Wenn der Rest der Welt sieht, dass sich die EU-Mitglieder wechselseitig mit Exportstopps überziehen, einander Lieferungen durch Beschlagnahme vorenthalten und jegliche koordinierte Kooperation fahren lassen, ist es nicht verwunderlich, dass die EU auf der Weltbühne ein Spielball und Scheinriese ist. Das muss sich ändern.

Gemeinsames Krisenmanagement

Mit geteilten Kapazitäten, gemeinsamen Reaktionsmechanismen und gegenseitiger Unterstützung. Die Behandlung von Patienten aus überforderten Regionen in (noch) ungenutzten Intensivbetten andernorts ist hier ein erster, lange überfälliger, Schritt. Aber auch die Union selbst muss sich überlegen, weshalb sie bislang nicht einmal durch Vorschläge eines europäischen Krisenmanagements aufgefallen ist.

Indes darf auch nicht vergessen werden, dass die liberale Demokratie bei der Bekämpfung der Epidemie nicht nur daran scheitern kann, dass sie aus Katastrophenopportunismus ihre Werte über Bord wirft. Wenn ihre wertvollsten Güter, die Freiheitsrechte und der Individualismus, zum Kontrollverlust führen, weil nötige Maßnahmen, die autoritäre Herrscher mit einem Federstrich dekretieren, nicht durchgesetzt werden können, sind diese Werte zwangsläufig diskreditiert.

Es besteht Handlungszwang

Ihre Feinde würden künftig immer hämisch auf das resultierende Chaos und Sterben verweisen können. Die politisch Verantwortlichen haben also die Wahl zwischen Pest und Cholera. Sie dürfen sich weder in Potentaten noch in Schwächlinge verwandeln. So wird das Coronavirus zum Katalysator entweder des Zerfalls der liberalen Demokratie oder erzwingt ihre ganzheitliche Reform.

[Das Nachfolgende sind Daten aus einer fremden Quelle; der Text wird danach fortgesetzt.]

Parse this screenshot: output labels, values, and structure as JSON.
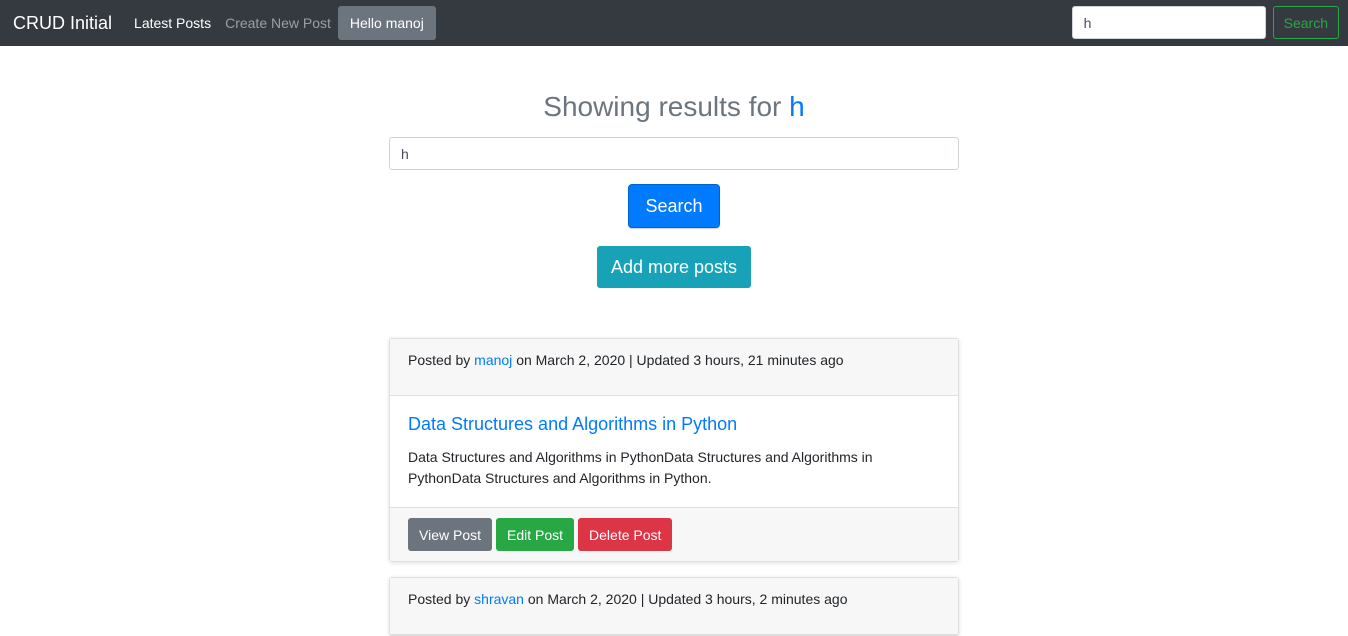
{
  "navbar": {
    "brand": "CRUD Initial",
    "latest_posts": "Latest Posts",
    "create_new_post": "Create New Post",
    "hello_user": "Hello manoj",
    "search_value": "h",
    "search_button": "Search"
  },
  "main": {
    "heading_prefix": "Showing results for",
    "query": "h",
    "search_value": "h",
    "search_button": "Search",
    "add_button": "Add more posts"
  },
  "posts": [
    {
      "posted_by_label": "Posted by",
      "author": "manoj",
      "meta": "on March 2, 2020 | Updated 3 hours, 21 minutes ago",
      "title": "Data Structures and Algorithms in Python",
      "body": "Data Structures and Algorithms in PythonData Structures and Algorithms in PythonData Structures and Algorithms in Python.",
      "view_label": "View Post",
      "edit_label": "Edit Post",
      "delete_label": "Delete Post"
    },
    {
      "posted_by_label": "Posted by",
      "author": "shravan",
      "meta": "on March 2, 2020 | Updated 3 hours, 2 minutes ago"
    }
  ],
  "colors": {
    "navbar": "#343a40",
    "primary": "#007bff",
    "info": "#17a2b8",
    "success": "#28a745",
    "danger": "#dc3545",
    "secondary": "#6c757d"
  }
}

Fakt ist aber: Wenn die westlichen Demokratien sich als unfähig erweisen, die Sache in den Griff zu bekommen, nimmt das demokratische Modell im Systemwettbewerb erheblichen Schaden. Ein liberales Land mit kollabierter Gesundheitsversorgung und siechender Wirtschaft wird ebenso wenig die Strahlkraft der Demokratie mehren wie eine virusfreie Demokratur mit deformierten Grundrechten und Kommandowirtschaft, wenn auf der anderen Seite ungeschminkt autoritäre Systeme die Seuche rascher und zu geringeren Kosten bewältigt haben.